Drive Claude Code to produce these as separate, verified commits. Each is a /spec/plan → implement → /verify/commit cycle:

  • Python project configpyproject.toml wired for uv, with ruff (lint+format), mypy (types), pytest (tests).
  • Frontend project configpnpm workspace with ESLint, Prettier, TypeScript strict, Vitest (only when the conversational surface starts; can be deferred).
  • Pre-commit.pre-commit-config.yaml running formatters, linters, and a secret-scanner. Then run pre-commit install (manual, one line) so local commits are gated.
  • CI — a .github/workflows/ pipeline that runs format → lint → type-check → tests → (later) eval, on every PR. Once this exists, go back to A3 and require it in branch protection.
  • Reproducibility — a Dockerfile and devcontainer so the project runs identically anywhere.
  • Docs site — MkDocs Material config that publishes docs/ to GitHub Pages. After this lands, enable it once in Settings → Pages → Build and deployment → Source: GitHub Actions; the docs.yml workflow then deploys on every push to main. (Until Pages is enabled, the deploy job fails harmlessly — it is not the required gate check, so it never blocks a PR.)
  • HousekeepingCHANGELOG, issue/PR templates, README badges (CI, coverage, and the eval/faithfulness badge once the harness exists).

B3. Prove the skeleton end-to-end

Before any real feature, confirm the machinery actually works on an empty project: - /verify runs and is GREEN (even with near-zero code). - A trivial PR triggers CI, CI passes, and branch protection blocks merging until it does. - The "hello world" of the conversational surface from Phase 0 answers one hardcoded grounded question end-to-end.

When this is true, the scaffolding is real — and from here on, every feature lands on rails.

B4. Close the session

Run /wrap so docs/STATUS.md records what was built and what's next. Always end sessions this way.


Stage C — The steady rhythm (the next ~4 months)

From now on, every piece of the system — ingestion, the graph, grounded reasoning, the eval harness, the two verticals — is built the same way:

  1. Pick the next unit from the current roadmap phase / milestone.
  2. /spec — write the spec (turn it into a GitHub issue in the right milestone).
  3. /plan — review and approve the plan (plan mode).
  4. Implement on a branch (test-first where it fits).
  5. /verify — green or it doesn't proceed.
  6. /document — update docs / CHANGELOG.
  7. /commit → open a PR → CI green → merge.
  8. /wrap at session end.

Plus the periodic habits: /adr whenever a hard-to-reverse decision is made, /audit about weekly, and a tagged release at the end of each phase so the roadmap becomes visible, dated milestones in git.

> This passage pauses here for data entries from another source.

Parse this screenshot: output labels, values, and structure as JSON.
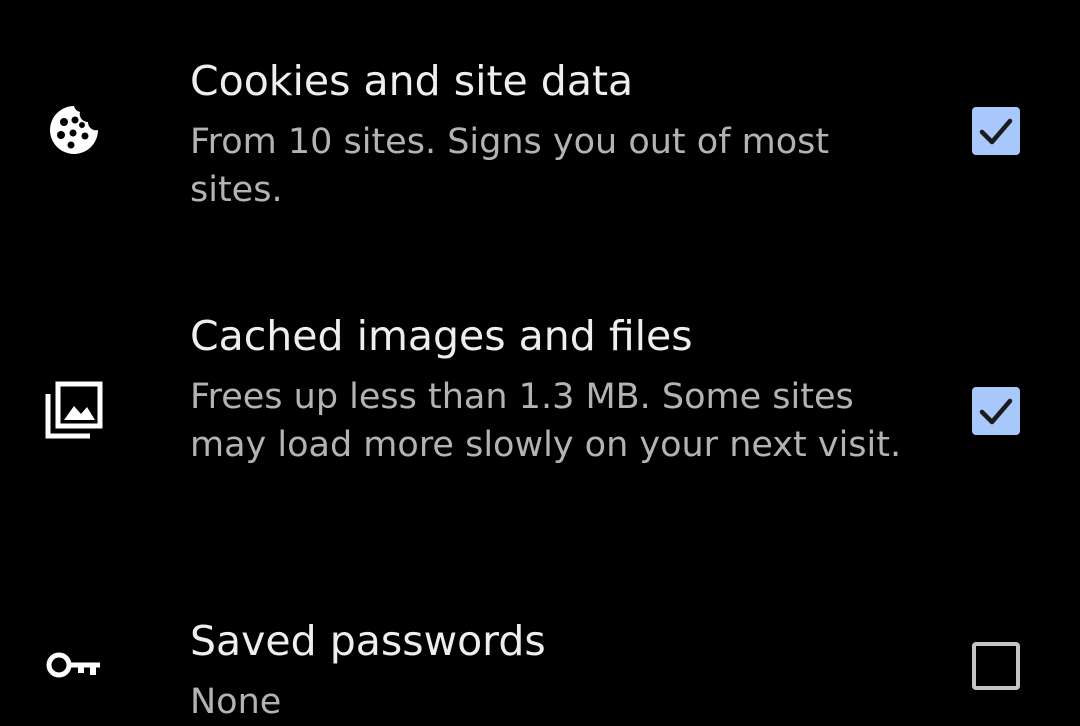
{
  "items": [
    {
      "title": "Cookies and site data",
      "description": "From 10 sites. Signs you out of most sites.",
      "icon": "cookie-icon",
      "checked": true
    },
    {
      "title": "Cached images and files",
      "description": "Frees up less than 1.3 MB. Some sites may load more slowly on your next visit.",
      "icon": "image-stack-icon",
      "checked": true
    },
    {
      "title": "Saved passwords",
      "description": "None",
      "icon": "key-icon",
      "checked": false
    }
  ],
  "colors": {
    "background": "#000000",
    "title": "#eeeeee",
    "description": "#b3b3b3",
    "checkbox_checked": "#a8c7fa",
    "checkmark": "#1b1b1f",
    "checkbox_unchecked_border": "#c4c4c4"
  }
}
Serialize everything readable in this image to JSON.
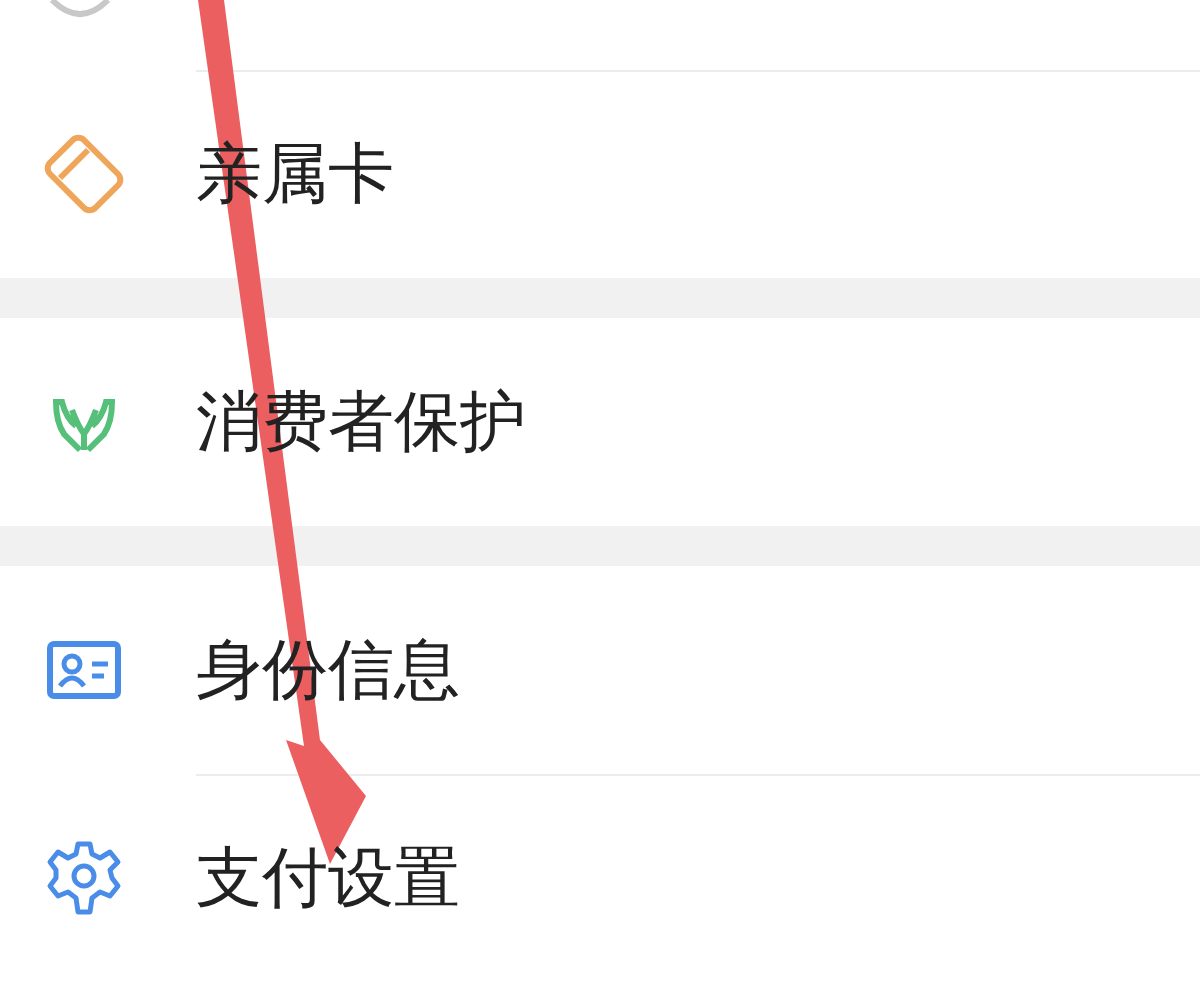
{
  "groups": [
    {
      "items": [
        {
          "kind": "card",
          "label": "亲属卡"
        }
      ]
    },
    {
      "items": [
        {
          "kind": "hands",
          "label": "消费者保护"
        }
      ]
    },
    {
      "items": [
        {
          "kind": "idcard",
          "label": "身份信息"
        },
        {
          "kind": "gear",
          "label": "支付设置"
        }
      ]
    }
  ]
}
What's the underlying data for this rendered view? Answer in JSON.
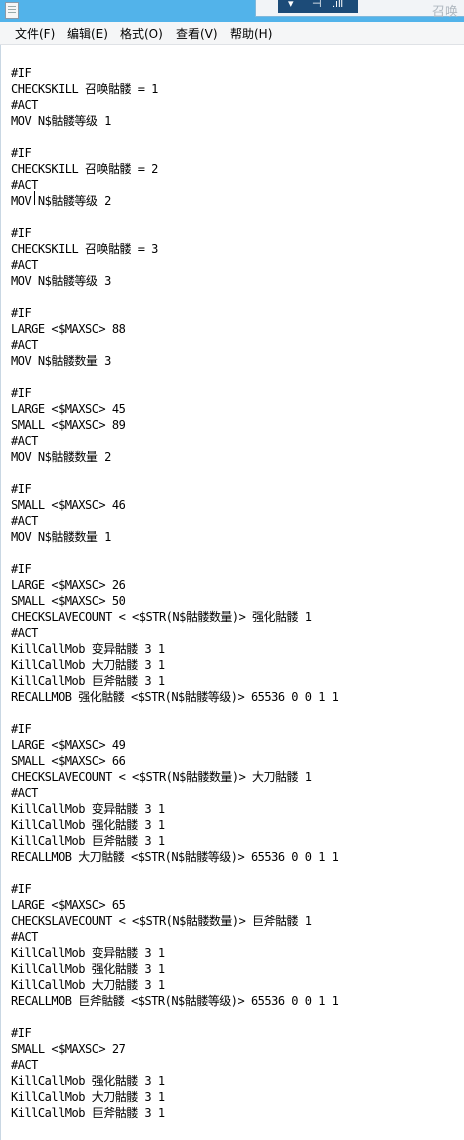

What you do vs. what Claude Code does

  • You (human): install tools; create the repo and milestones; set branch protection; connect MCP servers; approve plans; review and actually understand every PR before merging; make the architectural calls. It is your project and your interview — you must be able to explain any line of it.
  • Claude Code: generate config and scaffolding; write code, tests, and eval cases; implement features against approved plans; update docs; draft commits and PRs.

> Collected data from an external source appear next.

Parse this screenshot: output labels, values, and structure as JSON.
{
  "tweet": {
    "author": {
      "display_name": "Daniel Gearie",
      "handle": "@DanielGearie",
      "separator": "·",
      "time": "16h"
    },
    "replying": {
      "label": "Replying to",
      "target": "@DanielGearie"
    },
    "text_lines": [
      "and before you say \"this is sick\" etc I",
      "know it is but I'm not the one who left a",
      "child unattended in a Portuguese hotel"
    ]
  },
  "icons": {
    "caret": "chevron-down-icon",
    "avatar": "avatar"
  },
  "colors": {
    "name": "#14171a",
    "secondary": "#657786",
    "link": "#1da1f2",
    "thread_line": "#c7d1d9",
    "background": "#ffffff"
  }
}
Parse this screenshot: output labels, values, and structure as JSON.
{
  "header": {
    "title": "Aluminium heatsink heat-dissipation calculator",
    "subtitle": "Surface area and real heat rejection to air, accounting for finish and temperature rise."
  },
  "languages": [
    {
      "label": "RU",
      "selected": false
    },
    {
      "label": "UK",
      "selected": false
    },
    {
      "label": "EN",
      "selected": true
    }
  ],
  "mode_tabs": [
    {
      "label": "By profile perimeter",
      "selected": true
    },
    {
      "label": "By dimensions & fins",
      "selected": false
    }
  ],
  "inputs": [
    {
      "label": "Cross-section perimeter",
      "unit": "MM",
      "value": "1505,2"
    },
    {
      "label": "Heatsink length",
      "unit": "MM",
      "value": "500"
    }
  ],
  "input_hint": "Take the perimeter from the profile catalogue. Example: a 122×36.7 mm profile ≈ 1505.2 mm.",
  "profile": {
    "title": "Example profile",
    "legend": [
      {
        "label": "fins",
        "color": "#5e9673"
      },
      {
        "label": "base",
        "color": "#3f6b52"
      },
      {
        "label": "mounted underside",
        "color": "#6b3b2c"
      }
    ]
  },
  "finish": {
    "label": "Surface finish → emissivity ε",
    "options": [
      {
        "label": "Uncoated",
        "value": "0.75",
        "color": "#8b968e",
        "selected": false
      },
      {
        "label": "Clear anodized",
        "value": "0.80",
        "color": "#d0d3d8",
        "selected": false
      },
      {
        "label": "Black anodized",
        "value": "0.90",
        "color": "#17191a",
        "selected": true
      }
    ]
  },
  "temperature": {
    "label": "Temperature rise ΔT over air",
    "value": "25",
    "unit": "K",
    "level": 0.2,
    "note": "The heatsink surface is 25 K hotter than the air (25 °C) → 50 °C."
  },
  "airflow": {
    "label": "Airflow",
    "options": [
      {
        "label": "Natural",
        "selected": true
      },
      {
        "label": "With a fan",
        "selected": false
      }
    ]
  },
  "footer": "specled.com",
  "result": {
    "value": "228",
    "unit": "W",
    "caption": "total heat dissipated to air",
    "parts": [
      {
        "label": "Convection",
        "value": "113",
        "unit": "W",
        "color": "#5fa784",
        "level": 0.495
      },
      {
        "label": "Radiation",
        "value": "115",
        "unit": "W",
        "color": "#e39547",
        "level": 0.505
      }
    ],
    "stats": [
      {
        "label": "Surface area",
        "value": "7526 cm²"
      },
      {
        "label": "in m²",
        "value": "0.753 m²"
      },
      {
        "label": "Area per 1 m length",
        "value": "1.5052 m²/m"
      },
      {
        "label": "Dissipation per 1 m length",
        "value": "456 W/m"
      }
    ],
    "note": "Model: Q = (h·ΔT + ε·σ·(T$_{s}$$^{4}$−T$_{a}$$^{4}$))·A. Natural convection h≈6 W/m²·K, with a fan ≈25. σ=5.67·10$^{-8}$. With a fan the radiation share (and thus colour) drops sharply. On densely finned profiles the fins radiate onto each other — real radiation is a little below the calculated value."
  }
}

The division matters for one reason beyond quality: a reviewer at SAP will ask you how it works. The loop is designed so that you stay in the architect's seat throughout, not so that you hand the wheel to the agent.


The one-line summary

Docs define the destination. Stage A builds the guardrails. Stage B builds the scaffolding through the loop. Stage C builds the system through the same loop, one verified, reviewed, merged unit at a time — for four months — until main is something a senior engineer can clone, run, and respect.